Is the drop meaningful?
The stock market dropped about 7% from its most recent record close September 20th to its most recent short-term low of 2728 last Thursday September 11th. As declines go, it was not at all out of the ordinary, except perhaps by the standards of the current bull market, which has seen long periods during which even declines of a few percent have come few and far between. Is the drop meaningful? No one knows, although many may claim they do. What caused investors to start selling? The most common explanations are that interest rates finally got their attention, as did the tariff war with China.
But why Wednesday the 10th and not Wednesday the 3rd? The truth is that no one really knows how to model the behavior of crowds, and no one really knows what the catalyst for a sell-off will be before the fact. Oh sure, we can point to the Federal Reserve increasing the cost of money as the great killer of bull markets, but we have no real precise estimate of the timing. (Currently I’m forecasting a 70% chance of a recession beginning in the second half of 2019, or first half of 2020, which means that last week’s “oopsie” could actually be the start of a bear market.) After all, bear markets tend to lead a recession by two to three quarters. However, it’s also quite possible that the next bear market doesn’t start for a few more years. Is my forecast useful to anyone? Well, it’s useful to someone approaching retirement, someone with spending plans in the next three to five years that could be threatened by a bear market in the interim.

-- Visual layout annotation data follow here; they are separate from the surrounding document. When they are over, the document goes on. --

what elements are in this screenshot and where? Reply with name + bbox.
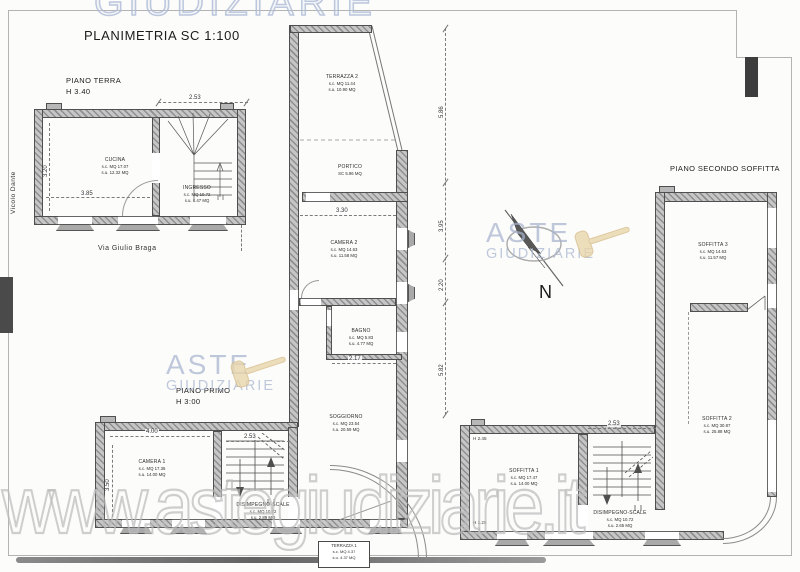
- window-opening: [645, 531, 679, 540]
- scan-artifact-left-bar: [0, 277, 13, 333]
- room-name: SOFFITTA 2: [687, 416, 747, 423]
- room-su: s.u. 25.88 MQ: [687, 429, 747, 435]
- dim-terra-depth: 3.20: [43, 165, 49, 177]
- dim-line: [112, 445, 113, 517]
- room-label-portico: PORTICO SC 5.96 MQ: [322, 164, 378, 177]
- window-sill: [120, 527, 152, 534]
- door-opening: [306, 192, 330, 202]
- dim-line: [110, 436, 210, 437]
- wall-chimney: [471, 419, 485, 426]
- dim-line: [46, 197, 150, 198]
- dim-terra-top: 2.53: [188, 95, 202, 101]
- door-opening: [326, 310, 332, 326]
- room-su: s.u. 2.89 MQ: [233, 515, 293, 521]
- dim-tick: [244, 99, 250, 107]
- wall: [655, 192, 777, 202]
- dim-terra-width: 3.85: [80, 191, 94, 197]
- door-opening: [289, 290, 299, 310]
- room-name: CAMERA 1: [122, 459, 182, 466]
- height-label-bottom: H 1.25: [473, 521, 487, 526]
- dim-line: [226, 441, 290, 442]
- dim-line: [588, 428, 656, 429]
- room-name: TERRAZZA 2: [314, 74, 370, 81]
- room-su: s.u. 4.37 MQ: [319, 555, 369, 561]
- dim-line: [158, 102, 248, 103]
- floor-label-primo: PIANO PRIMO H 3:00: [176, 386, 230, 407]
- page-border-step: [736, 10, 737, 57]
- wall: [460, 425, 655, 434]
- door-opening: [152, 153, 160, 183]
- room-su: s.u. 14.00 MQ: [122, 472, 182, 478]
- page-title: PLANIMETRIA SC 1:100: [84, 28, 240, 43]
- door-sill: [116, 224, 160, 231]
- room-name: CAMERA 2: [316, 240, 372, 247]
- room-label-disimpegno-primo: DISIMPEGNO-SCALE s.c. MQ 10.72 s.u. 2.89…: [233, 502, 293, 520]
- room-label-ingresso: INGRESSO s.c. MQ 10.72 s.u. 8.47 MQ: [169, 185, 225, 203]
- door-opening: [301, 298, 321, 306]
- dim-portico-width: 3.30: [335, 208, 349, 214]
- room-name: SOFFITTA 1: [494, 468, 554, 475]
- room-name: BAGNO: [333, 328, 389, 335]
- room-su: s.u. 11.58 MQ: [316, 253, 372, 259]
- north-arrow: N: [497, 198, 577, 302]
- room-su: s.u. 11.57 MQ: [683, 255, 743, 261]
- plan-piano-terra: 2.53 CUCINA s.c. MQ 1: [30, 95, 260, 260]
- window-sill: [188, 224, 228, 231]
- window-opening: [190, 216, 226, 225]
- window-opening: [396, 332, 408, 352]
- window-sill: [56, 224, 94, 231]
- window-sill: [270, 527, 302, 534]
- window-opening: [396, 282, 408, 304]
- window-sill: [643, 539, 681, 546]
- window-opening: [767, 208, 777, 248]
- wall-internal: [690, 303, 748, 312]
- floor-secondo-name: PIANO SECONDO SOFFITTA: [670, 164, 780, 173]
- room-su: s.u. 2.65 MQ: [590, 523, 650, 529]
- wall-chimney: [220, 103, 234, 110]
- dim-chain-line: [445, 28, 446, 415]
- room-label-disimpegno-secondo: DISIMPEGNO-SCALE s.c. MQ 10.72 s.u. 2.65…: [590, 510, 650, 528]
- projection-line: [241, 225, 242, 251]
- room-su: s.u. 10.90 MQ: [314, 87, 370, 93]
- dim-soffitta-stairs-width: 2.53: [607, 421, 621, 427]
- plan-piano-primo-lower: CAMERA 1 s.c. MQ 17.36 s.u. 14.00 MQ DIS…: [88, 415, 440, 572]
- room-label-soffitta3: SOFFITTA 3 s.c. MQ 14.63 s.u. 11.57 MQ: [683, 242, 743, 260]
- door-opening: [213, 497, 222, 519]
- height-label-top: H 2.45: [473, 437, 487, 442]
- room-label-terrazza1: TERRAZZA 1 s.c. MQ 4.37 s.u. 4.37 MQ: [318, 541, 370, 568]
- window-sill: [495, 539, 529, 546]
- wall: [237, 109, 246, 225]
- wall-bagno: [326, 354, 402, 360]
- dim-chain-3: 2.20: [439, 279, 445, 291]
- window-opening: [58, 216, 92, 225]
- floor-label-secondo: PIANO SECONDO SOFFITTA: [650, 164, 800, 175]
- window-opening: [272, 519, 300, 528]
- room-label-camera1: CAMERA 1 s.c. MQ 17.36 s.u. 14.00 MQ: [122, 459, 182, 477]
- window-opening: [396, 228, 408, 250]
- window-opening: [545, 531, 593, 540]
- window-sill: [170, 527, 207, 534]
- room-name: SOFFITTA 3: [683, 242, 743, 249]
- dim-chain-4: 5.82: [439, 364, 445, 376]
- room-name: CUCINA: [87, 157, 143, 164]
- dim-chain-1: 5.86: [439, 106, 445, 118]
- door-opening: [118, 216, 158, 225]
- room-sc: SC 5.96 MQ: [322, 171, 378, 177]
- room-su: s.u. 8.47 MQ: [169, 198, 225, 204]
- floor-primo-name: PIANO PRIMO: [176, 386, 230, 397]
- dim-camera1-depth: 3.50: [105, 479, 111, 491]
- scan-artifact-top-right: [745, 57, 758, 97]
- room-label-soffitta2: SOFFITTA 2 s.c. MQ 30.87 s.u. 25.88 MQ: [687, 416, 747, 434]
- room-label-terrazza2: TERRAZZA 2 s.c. MQ 11.44 s.u. 10.90 MQ: [314, 74, 370, 92]
- room-name: PORTICO: [322, 164, 378, 171]
- room-name: DISIMPEGNO-SCALE: [233, 502, 293, 509]
- room-name: DISIMPEGNO-SCALE: [590, 510, 650, 517]
- wall-chimney: [46, 103, 62, 110]
- wall: [460, 425, 470, 540]
- room-su: s.u. 14.00 MQ: [494, 481, 554, 487]
- curved-wall-inner: [723, 497, 771, 539]
- door-swing-lines: [745, 292, 769, 312]
- dim-bagno-width: 2.17: [348, 356, 362, 362]
- north-label: N: [539, 282, 552, 302]
- room-label-bagno: BAGNO s.c. MQ 5.83 s.u. 4.77 MQ: [333, 328, 389, 346]
- window-opening: [497, 531, 527, 540]
- door-swing-arc: [122, 180, 158, 216]
- scanned-floorplan-page: PLANIMETRIA SC 1:100 PIANO TERRA H 3.40 …: [0, 0, 800, 572]
- wall: [290, 25, 372, 33]
- page-border-top: [8, 10, 736, 11]
- window-opening: [122, 519, 150, 528]
- street-label-vicolo-dante: Vicolo Dante: [10, 150, 17, 214]
- room-su: s.u. 12.32 MQ: [87, 170, 143, 176]
- window-opening: [767, 420, 777, 492]
- wall: [95, 422, 298, 431]
- wall: [34, 109, 43, 225]
- dim-line: [300, 215, 396, 216]
- floor-terra-name: PIANO TERRA: [66, 76, 121, 87]
- floor-primo-height: H 3:00: [176, 397, 230, 408]
- dim-line: [332, 363, 396, 364]
- wall: [655, 192, 665, 510]
- window-opening: [172, 519, 205, 528]
- room-label-soffitta1: SOFFITTA 1 s.c. MQ 17.47 s.u. 14.00 MQ: [494, 468, 554, 486]
- door-opening: [578, 505, 588, 531]
- dim-chain-2: 3.95: [439, 220, 445, 232]
- partition-dashed-line: [688, 312, 689, 424]
- room-label-cucina: CUCINA s.c. MQ 17.07 s.u. 12.32 MQ: [87, 157, 143, 175]
- wall: [289, 25, 299, 427]
- room-su: s.u. 4.77 MQ: [333, 341, 389, 347]
- room-label-camera2: CAMERA 2 s.c. MQ 14.63 s.u. 11.58 MQ: [316, 240, 372, 258]
- dim-camera1-width: 4.00: [145, 429, 159, 435]
- room-name: INGRESSO: [169, 185, 225, 192]
- wall: [95, 422, 105, 528]
- window-sill: [543, 539, 595, 546]
- dim-primo-stairs-width: 2.53: [243, 434, 257, 440]
- floor-label-terra: PIANO TERRA H 3.40: [66, 76, 121, 97]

Should you worry? Only if your portfolio allocation is too aggressive for your spending goals. Meaning what? Meaning that your financial goals should inform your portfolio allocation decisions. It’s called asset/liability matching in the institutional world, also liability driven investing, or LDI. Your spending goals are no different. Your job is to manage your investment portfolio in a manner that allows you to pay all of your unfunded liabilities (financial goals) on time and in full. Don’t have a spending goal within the next ten years? Don’t worry about the next bear market. Plan on retiring in the next five years? Take a good look at your current portfolio and make sure you can still meet that very important goal on time.
Now back to last week: The S&P 500 will fall 30% to 50%-ish at some point. It’s guaranteed. The question is, when? Call it 95% likely in the next two to three years. Make it equally likely that the S&P 500 will lose money over the next three to four years. Doesn’t work for your spending goals? Make some changes to your portfolio.